FAQ

General

What is Toolpath?

Toolpath is a format for recording artifact transformation provenance. It tracks who changed what, why, what they tried that didn't work, and how to verify all of it. Think "git blame, but for everything that happens to code — including the stuff git doesn't see."

When should I use Toolpath?

Toolpath is useful when you want to:

When should I NOT use Toolpath?

Toolpath is not the right tool for:

Can I use Toolpath without a VCS?

Yes. A path's base can use a toolpath: URI to branch from another path's step, creating a pure Toolpath chain with no VCS backing. You can also use file:/// URIs for local-only provenance.

How does Toolpath compare to W3C PROV?

W3C PROV is a general-purpose provenance data model (entities, activities, agents). Toolpath is narrower and more opinionated:

If you need general provenance, use PROV. If you need to track how code evolved through multiple actors, Toolpath gives you a tighter, more useful model out of the box.

How does Toolpath compare to in-toto or Sigstore?

in-toto and Sigstore focus on supply chain integrity — attesting that specific steps were performed by specific actors in a pipeline. Toolpath focuses on transformation provenance — recording what happened to artifacts and why.

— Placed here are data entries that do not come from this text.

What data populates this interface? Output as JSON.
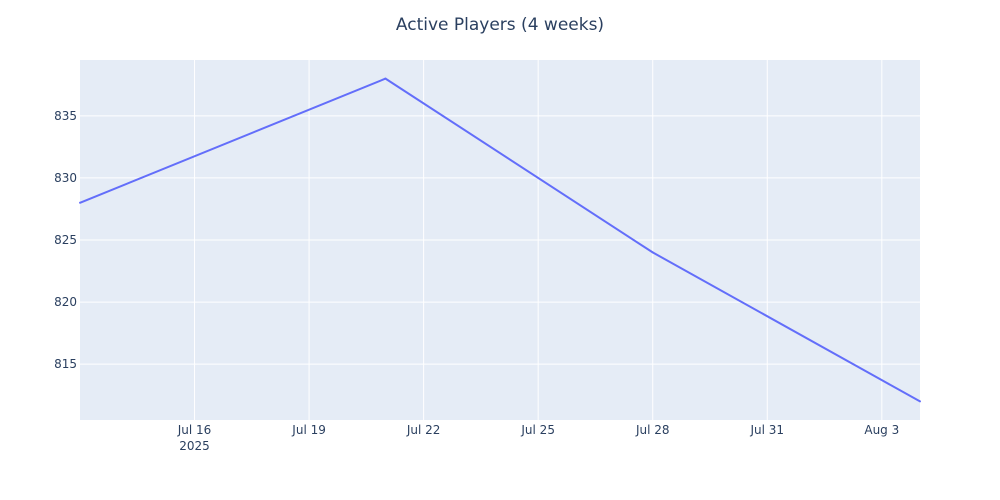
{
  "chart_data": {
    "type": "line",
    "title": "Active Players (4 weeks)",
    "xlabel": "",
    "ylabel": "",
    "x_range": [
      "2025-07-13",
      "2025-08-04"
    ],
    "ylim": [
      810.5,
      839.5
    ],
    "grid": true,
    "legend": "none",
    "colors": {
      "plot_bg": "#e5ecf6",
      "grid": "#ffffff",
      "line": "#636efa",
      "text": "#2a3f5f"
    },
    "x_ticks": [
      {
        "date": "2025-07-16",
        "label": "Jul 16",
        "sublabel": "2025"
      },
      {
        "date": "2025-07-19",
        "label": "Jul 19",
        "sublabel": ""
      },
      {
        "date": "2025-07-22",
        "label": "Jul 22",
        "sublabel": ""
      },
      {
        "date": "2025-07-25",
        "label": "Jul 25",
        "sublabel": ""
      },
      {
        "date": "2025-07-28",
        "label": "Jul 28",
        "sublabel": ""
      },
      {
        "date": "2025-07-31",
        "label": "Jul 31",
        "sublabel": ""
      },
      {
        "date": "2025-08-03",
        "label": "Aug 3",
        "sublabel": ""
      }
    ],
    "y_ticks": [
      {
        "value": 815,
        "label": "815"
      },
      {
        "value": 820,
        "label": "820"
      },
      {
        "value": 825,
        "label": "825"
      },
      {
        "value": 830,
        "label": "830"
      },
      {
        "value": 835,
        "label": "835"
      }
    ],
    "series": [
      {
        "x": [
          "2025-07-13",
          "2025-07-21",
          "2025-07-28",
          "2025-08-04"
        ],
        "values": [
          828,
          838,
          824,
          812
        ]
      }
    ]
  }
}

They complement each other: you might use Toolpath to record the full history of a PR, then use Sigstore to attest that the release was built from that provenance chain.

Format design

Why is Document externally tagged?

Every Toolpath JSON file has exactly one top-level key — "Step", "Path", or "Graph" — that identifies the document type. This makes the type unambiguous without inspecting inner fields. PascalCase variant names visually distinguish the type tag from the lowercase structural fields inside.

Why Unified Diff for the raw perspective?

Unified Diff (the format produced by diff -u and used by git) is widely understood, human-readable, well-specified, and backward-compatible with existing tooling. Future versions may add alternative perspectives, but raw is always Unified Diff.

How are dead ends detected?

Dead ends are implicit — no explicit marking required. A step is a dead end if it's not an ancestor of path.head:

active_steps = ancestors(path.head)
dead_ends = all_steps - active_steps

Steps don't know their fate. It's determined by the graph structure relative to the current head.

Why is meta always optional?

A minimal document needs only step + change. Making meta optional means simple changes require minimal ceremony, streaming steps can be lightweight, and you can add provenance incrementally.

How do multi-parent merges work?

Steps have a parents array. An empty or omitted array means root step. A single-element array is linear history. Multiple parents represent a merge from parallel work.

Open design questions

These questions are not yet resolved. They need more thought before the format stabilizes.

How should step IDs be generated?

Options under consideration: content-addressed hashing, UUIDs, hierarchical (session-abc/turn-5), or sequential (step-001). The examples use sequential IDs for readability. No formal requirement yet.

Who defines structural operation types?

Options: central registry, namespaced extensions (rust.add_method), schema-per-language, or emergent convention. Current leaning: namespaced with a core namespace for universal ops.

How should privacy and redaction be handled?

Options: reference-don't-embed (store URIs, not content), redaction markers, access tiers, or encryption. Current leaning: reference by default, with optional redaction markers.

How does the format evolve?

Options: semver, date-based, or extension-based (frozen core). Current leaning: semver for core schema, with "old readers ignore unknown fields" policy.